We got a phone bill about a week ago, and it listed a $10 charge for Blinko. What's Blinko? Who knows! Google suggested that it's some sort of scam, which seemed likely. Gloria said she'd received some sort of opt-out SMS from them, and replied to opt out. I checked their web site, and they look like one of those wretched little "we send garbage crap to your phone for too much money!" operations.
Later, she got another message from them, making us wonder if we could ever stop them.
Today, I called T-Mobile to protest the billing. I was told that they could refund the charge, but that I'd need to call Blinko directly. She said that shd couldn't just block Blinko, and that there had been no charges since the first. I was given an 800 number, but when I called it, the woman who answered patiently explained that they were Blinck, not Blinko, and that T-Mobile had the bad habit of referring to them people who'd been harassed by Blinko.
So, fearing that this was going to become a huge ordeal, I called T-Mobile back and explained my situation to a new CSR. This woman was much more helpful. She said, "Oh, I see there has been a subsequent charge frmo them, too. I'll just blacklist them!" So, the previous CSR has been wrong on three counts: Blinko is not Blinck, people can be blacklisted, and there were subsequent charges.

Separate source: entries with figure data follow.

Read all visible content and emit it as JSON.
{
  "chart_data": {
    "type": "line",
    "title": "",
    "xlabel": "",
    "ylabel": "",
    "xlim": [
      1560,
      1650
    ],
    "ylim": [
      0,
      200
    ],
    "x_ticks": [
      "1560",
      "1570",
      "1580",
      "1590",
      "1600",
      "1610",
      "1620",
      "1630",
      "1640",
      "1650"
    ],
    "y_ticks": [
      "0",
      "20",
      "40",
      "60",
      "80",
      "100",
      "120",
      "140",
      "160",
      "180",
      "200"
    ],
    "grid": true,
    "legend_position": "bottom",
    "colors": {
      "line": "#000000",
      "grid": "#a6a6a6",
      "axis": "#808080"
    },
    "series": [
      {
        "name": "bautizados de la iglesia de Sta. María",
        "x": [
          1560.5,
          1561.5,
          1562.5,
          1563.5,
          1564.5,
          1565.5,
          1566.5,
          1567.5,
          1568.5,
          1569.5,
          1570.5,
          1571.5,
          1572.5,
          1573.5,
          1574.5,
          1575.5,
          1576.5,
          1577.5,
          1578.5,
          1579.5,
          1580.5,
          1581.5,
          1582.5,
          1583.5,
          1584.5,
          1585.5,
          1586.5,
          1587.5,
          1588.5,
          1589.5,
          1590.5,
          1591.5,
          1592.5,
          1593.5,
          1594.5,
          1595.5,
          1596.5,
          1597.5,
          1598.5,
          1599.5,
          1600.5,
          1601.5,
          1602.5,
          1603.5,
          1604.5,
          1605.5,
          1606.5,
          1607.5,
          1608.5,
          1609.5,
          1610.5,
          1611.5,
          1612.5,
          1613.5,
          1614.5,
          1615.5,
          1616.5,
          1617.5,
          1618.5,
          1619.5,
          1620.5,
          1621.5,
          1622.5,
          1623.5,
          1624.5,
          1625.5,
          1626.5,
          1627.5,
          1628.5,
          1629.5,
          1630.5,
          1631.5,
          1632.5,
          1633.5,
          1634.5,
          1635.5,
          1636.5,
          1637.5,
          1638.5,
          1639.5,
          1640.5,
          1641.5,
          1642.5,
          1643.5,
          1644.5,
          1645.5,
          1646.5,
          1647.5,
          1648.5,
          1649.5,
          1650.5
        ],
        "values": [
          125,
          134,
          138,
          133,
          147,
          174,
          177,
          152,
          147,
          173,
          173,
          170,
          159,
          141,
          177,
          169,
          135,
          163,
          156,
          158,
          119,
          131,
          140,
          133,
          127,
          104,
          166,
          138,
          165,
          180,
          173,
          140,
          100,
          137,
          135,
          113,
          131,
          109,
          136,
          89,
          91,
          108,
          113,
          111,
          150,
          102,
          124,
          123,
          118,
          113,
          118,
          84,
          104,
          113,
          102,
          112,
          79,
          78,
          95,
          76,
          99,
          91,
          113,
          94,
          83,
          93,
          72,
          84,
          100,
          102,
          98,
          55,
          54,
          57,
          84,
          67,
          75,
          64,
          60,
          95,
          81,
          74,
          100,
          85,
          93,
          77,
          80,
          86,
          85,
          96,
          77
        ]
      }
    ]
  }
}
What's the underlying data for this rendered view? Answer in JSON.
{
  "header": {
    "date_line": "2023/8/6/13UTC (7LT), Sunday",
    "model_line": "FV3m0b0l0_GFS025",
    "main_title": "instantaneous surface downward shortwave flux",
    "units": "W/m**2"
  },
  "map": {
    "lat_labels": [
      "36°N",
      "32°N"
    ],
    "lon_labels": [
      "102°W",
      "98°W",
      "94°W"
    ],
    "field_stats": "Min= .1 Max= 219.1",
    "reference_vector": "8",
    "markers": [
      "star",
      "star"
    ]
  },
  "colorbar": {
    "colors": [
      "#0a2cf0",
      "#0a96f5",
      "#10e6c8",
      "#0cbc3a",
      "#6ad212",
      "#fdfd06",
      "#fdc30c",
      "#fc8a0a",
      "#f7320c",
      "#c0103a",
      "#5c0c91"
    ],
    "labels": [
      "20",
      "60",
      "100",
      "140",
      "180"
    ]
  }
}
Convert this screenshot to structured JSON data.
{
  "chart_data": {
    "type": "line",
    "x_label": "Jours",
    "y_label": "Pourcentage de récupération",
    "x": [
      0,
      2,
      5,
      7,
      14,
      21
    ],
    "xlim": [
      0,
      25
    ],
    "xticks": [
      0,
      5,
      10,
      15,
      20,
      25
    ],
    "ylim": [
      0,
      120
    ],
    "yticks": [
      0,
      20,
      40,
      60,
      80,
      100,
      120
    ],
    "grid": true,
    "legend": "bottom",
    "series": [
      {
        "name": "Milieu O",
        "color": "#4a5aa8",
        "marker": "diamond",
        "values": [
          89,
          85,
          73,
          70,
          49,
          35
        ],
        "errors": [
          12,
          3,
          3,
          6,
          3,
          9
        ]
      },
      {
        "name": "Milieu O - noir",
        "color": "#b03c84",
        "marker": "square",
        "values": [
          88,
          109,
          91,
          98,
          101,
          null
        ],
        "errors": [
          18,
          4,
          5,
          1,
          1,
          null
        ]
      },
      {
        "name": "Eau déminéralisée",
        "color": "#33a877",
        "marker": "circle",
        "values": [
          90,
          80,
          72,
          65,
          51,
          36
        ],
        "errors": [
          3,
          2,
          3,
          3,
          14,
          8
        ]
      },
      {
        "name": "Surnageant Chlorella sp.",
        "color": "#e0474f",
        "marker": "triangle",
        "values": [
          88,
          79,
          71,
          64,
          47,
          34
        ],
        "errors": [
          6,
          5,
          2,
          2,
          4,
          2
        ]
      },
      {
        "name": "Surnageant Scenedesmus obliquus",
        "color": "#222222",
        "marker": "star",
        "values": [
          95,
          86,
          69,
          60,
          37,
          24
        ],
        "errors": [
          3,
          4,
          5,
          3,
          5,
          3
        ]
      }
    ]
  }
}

Since this woman seemed so helpful, I told her about my previous problem: I keep getting some phone-spammer calling my cell phone and trying to sell me (or Crystal, whoever that is) medication. I have gone through the litany: there is no Crystal here; I do not want you to call me; it is illegal for you to call me; stop calling me! My cell phone is listed on the "do not call" registry -- which is redundant, since all cell phones are supposed to be on that already. Anyway, I've re-registered on both the US and Pennsylvania lists. Probably 75% (or more) of these calls are just machines that hang up, presumably when no one is there to harass me. When someone is there, they've got an Indian or Pakistani accent.
For a long time, these numbers came from some 800 number for a Canadian company. That company denied any knowledge of what was going on. After that, the numbers started showing up as "Private Call" or "Unknown," which telephone companies, both wired and wireless, refuse to let you block. Now they're showing up as various numbers from all around the country. Among them:
Googling finds nothing helpful, just a few other people also being annoyed from these numbers. I'm assuming they're someone's VOIP gateways.
Last time I called, I was given two options: I could change my number, which is pretty unfair to me and to my friends, or I could use custom ring tones. Unfortunately, what I'd have to do is set up a custom ring for each and every entry in my address book, and then set the default ring to "no ring," because otherwise I have to keep maintaining a list of all the bad numbers -- including "private call." Well, no phone can assign a ring tone to "private call" so that's out, anyway. I have at least one hundred entries in my address book, so updating each one is out of the question.
The CSR was apparently intrigued by my suggestion that they might have a phone that could ignore calls from callers not in the address book, but they didn't. She told me I should tell them that they can't call me any more, or that I should take legal action. I've told them so -- I suppose I can ask for contact information for their offices, but if they're already lying about taking me off their list, why would they not lie about their corporate contact information?
I think that the phone companies simply must be in bed with the telemarketers. There are so many simple things that could be done to solve a large number of these problems! My phone can play chess, but it can't do basic whitelisting. Does that seem right to you?
What I really want is a phone that runs Perl, or Python, or even Java, and lets
me write something simple that can sit between incoming calls and the ringer.
procmail for my phone. Who wouldn't buy a phone that could do this:
unless (event.calling_number and event.calling_number in phone.book):
return None # allow call to go through
Seriously! I'm not even going to get into the idea of ring tone based on roaming status, time of day, current calendar events, or whether or not you are currently checked by your phone's chess AI.